Full Job Description
ABOUT THE ROLE
We are seeking an experienced Observability Engineer to join our Enterprise Kubernetes Platform team at a leading financial services organization.
Youll own the complete observability stack across 50+ production Kubernetes clusters, providing metrics, logging, tracing, and alerting capabilities that ensure exceptional reliability and performance for mission-critical applications.

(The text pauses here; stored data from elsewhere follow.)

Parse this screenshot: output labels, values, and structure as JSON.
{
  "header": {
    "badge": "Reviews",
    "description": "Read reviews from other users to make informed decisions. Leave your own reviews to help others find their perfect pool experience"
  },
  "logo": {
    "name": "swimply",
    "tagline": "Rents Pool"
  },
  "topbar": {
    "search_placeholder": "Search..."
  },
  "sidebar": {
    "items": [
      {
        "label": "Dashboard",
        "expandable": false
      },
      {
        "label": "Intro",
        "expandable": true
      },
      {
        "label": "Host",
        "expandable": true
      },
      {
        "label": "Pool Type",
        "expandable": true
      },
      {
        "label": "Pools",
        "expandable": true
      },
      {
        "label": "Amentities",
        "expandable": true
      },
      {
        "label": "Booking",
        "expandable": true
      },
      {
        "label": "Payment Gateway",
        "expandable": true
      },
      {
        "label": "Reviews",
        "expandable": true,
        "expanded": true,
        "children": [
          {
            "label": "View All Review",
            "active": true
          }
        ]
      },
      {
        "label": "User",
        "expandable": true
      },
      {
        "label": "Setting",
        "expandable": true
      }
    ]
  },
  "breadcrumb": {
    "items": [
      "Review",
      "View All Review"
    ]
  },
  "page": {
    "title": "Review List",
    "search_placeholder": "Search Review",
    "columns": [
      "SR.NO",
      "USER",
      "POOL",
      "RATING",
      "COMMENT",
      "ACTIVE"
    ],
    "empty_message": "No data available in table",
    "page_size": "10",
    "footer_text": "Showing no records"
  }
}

This role combines deep technical expertise in modern observability tools with emerging AI/ML capabilities to build intelligent monitoring solutions, predictive alerting, and self-healing infrastructure.
WHAT YOULL DO
• Design, deploy, and maintain enterprise-scale observability infrastructure including Prometheus, Grafana, Thanos, Loki, and modern collection agents
• Manage observability deployments using GitOps principles and infrastructures code
• Implement long-term metrics storage solutions with cloud object storage
• Maintain and upgrade observability components across development, QA, UAT, production, and DR environments
• Configure distributed observability architecture spanning multiple datacenters and cloud providers
METRICS & MONITORING
• Design and implement Prometheus monitoring strategies for Kubernetes infrastructure and containerized applications
• Create Service Monitors, Pod Monitors for automated metrics collection
• Develop rules for intelligent alerting with minimal false positives
• Configure multi-cluster metrics federation and aggregation
• Optimize metrics cardinality, storage deficiency, and query performance.
Salary Range - CA$ 100,000 - CA$ 120,000 Per Year
TCS does not use artificial intelligence tools for candidate screening or evaluation. This post is for a current vacancy. The hiring process includes an initial screening, followed by a technical evaluation and managerial discussion.